The Core Idea
A language model assigns probabilities to sequences of words. Given a context, it predicts what comes next. "The cat sat on the ___" — a good language model assigns high probability to "mat" and low probability to "democracy." Formally, a language model computes P(w1, w2, ..., wn) — the probability of a sequence. By the chain rule, this decomposes into: P(w1) × P(w2|w1) × P(w3|w1,w2) × ... Language models are the foundation of modern NLP. Spell checkers, autocomplete, machine translation, speech recognition, and every LLM from GPT to Claude are language models at their core.
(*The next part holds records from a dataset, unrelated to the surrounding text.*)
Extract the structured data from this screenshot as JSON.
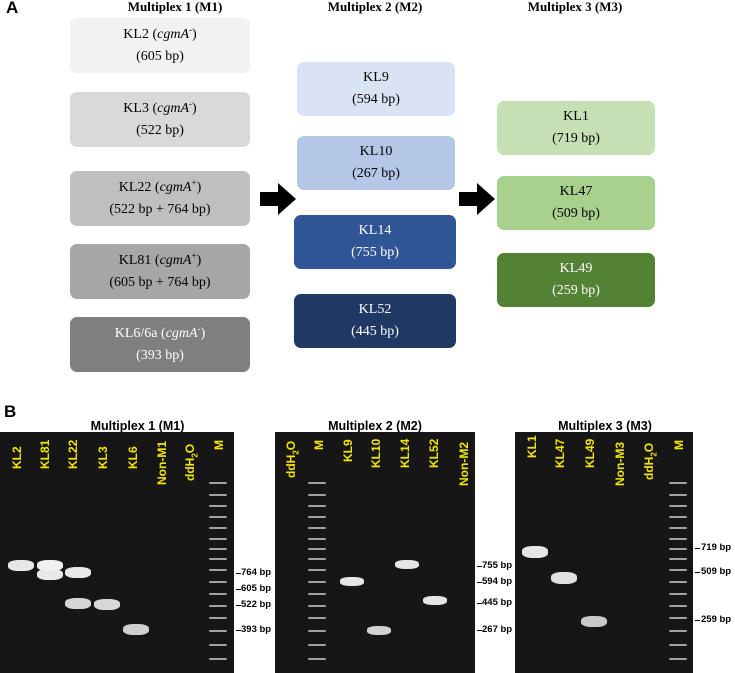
{
  "panel_a": {
    "letter": "A",
    "columns": [
      {
        "title": "Multiplex 1 (M1)",
        "boxes": [
          {
            "name": "KL2 (",
            "gene": "cgmA",
            "sup": "-",
            "close": ")",
            "size": "(605 bp)",
            "color": "#f2f2f2",
            "text_color": "#000000"
          },
          {
            "name": "KL3 (",
            "gene": "cgmA",
            "sup": "-",
            "close": ")",
            "size": "(522 bp)",
            "color": "#d9d9d9",
            "text_color": "#000000"
          },
          {
            "name": "KL22 (",
            "gene": "cgmA",
            "sup": "+",
            "close": ")",
            "size": "(522 bp + 764 bp)",
            "color": "#bfbfbf",
            "text_color": "#000000"
          },
          {
            "name": "KL81 (",
            "gene": "cgmA",
            "sup": "+",
            "close": ")",
            "size": "(605 bp + 764 bp)",
            "color": "#a6a6a6",
            "text_color": "#000000"
          },
          {
            "name": "KL6/6a (",
            "gene": "cgmA",
            "sup": "-",
            "close": ")",
            "size": "(393 bp)",
            "color": "#7f7f7f",
            "text_color": "#ffffff"
          }
        ]
      },
      {
        "title": "Multiplex 2 (M2)",
        "boxes": [
          {
            "name": "KL9",
            "size": "(594 bp)",
            "color": "#dae3f3",
            "text_color": "#000000"
          },
          {
            "name": "KL10",
            "size": "(267 bp)",
            "color": "#b4c7e7",
            "text_color": "#000000"
          },
          {
            "name": "KL14",
            "size": "(755 bp)",
            "color": "#2f5597",
            "text_color": "#ffffff"
          },
          {
            "name": "KL52",
            "size": "(445 bp)",
            "color": "#203864",
            "text_color": "#ffffff"
          }
        ]
      },
      {
        "title": "Multiplex 3 (M3)",
        "boxes": [
          {
            "name": "KL1",
            "size": "(719 bp)",
            "color": "#c5e0b4",
            "text_color": "#000000"
          },
          {
            "name": "KL47",
            "size": "(509 bp)",
            "color": "#a9d18e",
            "text_color": "#000000"
          },
          {
            "name": "KL49",
            "size": "(259 bp)",
            "color": "#548235",
            "text_color": "#ffffff"
          }
        ]
      }
    ]
  },
  "panel_b": {
    "letter": "B",
    "gels": [
      {
        "title": "Multiplex 1 (M1)",
        "lanes": [
          "KL2",
          "KL81",
          "KL22",
          "KL3",
          "KL6",
          "Non-M1",
          "ddH2O",
          "M"
        ],
        "markers": [
          "764 bp",
          "605 bp",
          "522 bp",
          "393 bp"
        ]
      },
      {
        "title": "Multiplex 2 (M2)",
        "lanes": [
          "ddH2O",
          "M",
          "KL9",
          "KL10",
          "KL14",
          "KL52",
          "Non-M2"
        ],
        "markers": [
          "755 bp",
          "594 bp",
          "445 bp",
          "267 bp"
        ]
      },
      {
        "title": "Multiplex 3 (M3)",
        "lanes": [
          "KL1",
          "KL47",
          "KL49",
          "Non-M3",
          "ddH2O",
          "M"
        ],
        "markers": [
          "719 bp",
          "509 bp",
          "259 bp"
        ]
      }
    ]
  }
}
The entire history of NLP can be told through the evolution of language models: from counting word sequences to neural networks that generate human-quality text.
Language Model Basics
Core task: predict the next word
"The cat sat on the ___"
P(mat) = 0.15 (high)
P(floor) = 0.08
P(democracy) = 0.0001 (low)
Chain rule decomposition:
P("the cat sat") =
P("the") ×
P("cat" | "the") ×
P("sat" | "the cat")
Applications:
Autocomplete, spell check
Machine translation
Speech recognition
Text generation (GPT, Claude)
Every LLM is a language model
Key insight: The seemingly simple task of "predict the next word" turns out to require deep understanding of grammar, facts, reasoning, and world knowledge. This is why scaling language models produces increasingly capable AI systems.